Grass, arguably one of Europe’s greatest living writers, can look back on half a century of literary success and political commitment when he celebrates his 80th birthday Tuesday.

Tributes have already been pouring in to the last Nobel literature laureate of the 20th century, who was born in 1927 of German-Polish parents in Danzig, now Gdansk, in Poland.

“For me, Gunter Grass is one of the greatest writers of our times, whose inflexibility, courage and emancipatory conviction I admire greatly,” former chancellor Gerhard Schroeder said.

His international breakthrough came in 1959 with The Tin Drum, an allegorical novel set in his hometown that was turned into a successful film by director Volker Schloendorff.

When he published The Tin Drum, “it was as if German literature had been granted a new beginning after decades of linguistic and moral destruction,” the Swedish Academy wrote.

Other works followed, including Cat and Mouse, Dog Days, From the Diary of a Snail, The Flounder and The Rat.

A left-winger and pacifist, Grass became active in politics in the 1960s and took part in election campaigns on behalf of the Social Democratic Party (SPD) and its leader at the time, Willy Brandt.

He advocated a Germany free from fanaticism and totalitarian ideologies in his political speeches and essays and used The Flounder and The Rat to reflect on his commitment to the peace and environmental movements.

Later on he became a vocal critic of the US invasion of Iraq and argued that military might alone was not enough to defeat terrorism.
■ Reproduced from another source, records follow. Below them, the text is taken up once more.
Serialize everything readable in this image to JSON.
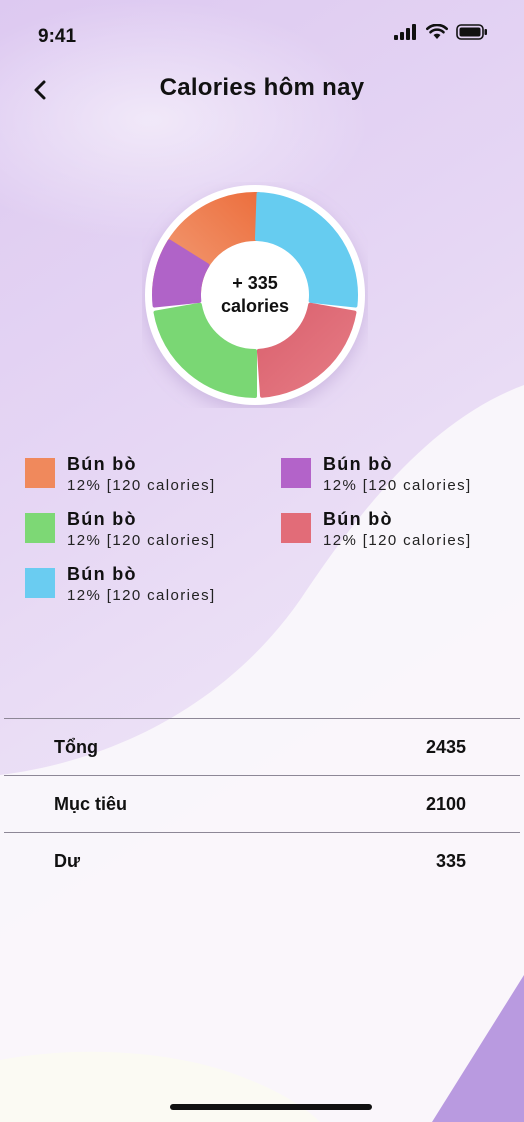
{
  "status_bar": {
    "time": "9:41"
  },
  "header": {
    "title": "Calories hôm nay"
  },
  "donut": {
    "center_line1": "+ 335",
    "center_line2": "calories",
    "segments": [
      {
        "name": "orange",
        "color": "#ee8a5e"
      },
      {
        "name": "blue",
        "color": "#66ccf0"
      },
      {
        "name": "red",
        "color": "#e06e7a"
      },
      {
        "name": "green",
        "color": "#7ad774"
      },
      {
        "name": "purple",
        "color": "#b063c8"
      }
    ]
  },
  "legend": [
    {
      "name": "Bún bò",
      "detail": "12% [120 calories]",
      "color": "#f0895c"
    },
    {
      "name": "Bún bò",
      "detail": "12% [120 calories]",
      "color": "#b363c9"
    },
    {
      "name": "Bún bò",
      "detail": "12% [120 calories]",
      "color": "#7dd875"
    },
    {
      "name": "Bún bò",
      "detail": "12% [120 calories]",
      "color": "#e26c78"
    },
    {
      "name": "Bún bò",
      "detail": "12% [120 calories]",
      "color": "#6accf1"
    }
  ],
  "summary": [
    {
      "label": "Tổng",
      "value": "2435"
    },
    {
      "label": "Mục tiêu",
      "value": "2100"
    },
    {
      "label": "Dư",
      "value": "335"
    }
  ],
  "colors": {
    "accent_purple": "#c7a6e6",
    "background": "#f6f1fa"
  }
}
A global equilibrium between north and south was needed, he said.

It was his 2006 novel Peeling the Onion that aroused the most controversy. The book, spanning 20 years of the author’s youth, included the shock admission that he was briefly a member of Hitler’s Waffen SS during the latter part of World War II.

The disclosure rocked Grass’ reputation as a moral authority, and some of his adversaries even claimed the revelation was no more than an exercise in damage control before others exposed the truth.

Grass faced scathing criticism for keeping quiet about his SS role for more than half a century. There were calls for him to be stripped of his Nobel Prize and to be deprived of the honorary citizenship of his native Gdansk.

Grass described himself as “a belated apostle of enlightenment” in an era that has grown tired of reason. In his excavation of the past, he goes deeper than most.

This was vividly demonstrated in his 2002 novel Crabwalk, in which Grass deals with the fate of the Wilhelm Gustloff, a German ship packed with refugees that was hit by a Soviet torpedo in the Baltic Sea and sank with the loss of 9,000 lives in January 1945.

“At the moment we are about to dismantle (democracy). A hysterical fear of terrorism is turning us more and more into a nation of surveillance,” he said.

Today, Grass lives with his second wife Ute near the north German port of Luebeck, where a small museum called the Gunter Grass House contains the original manuscripts of some of his works.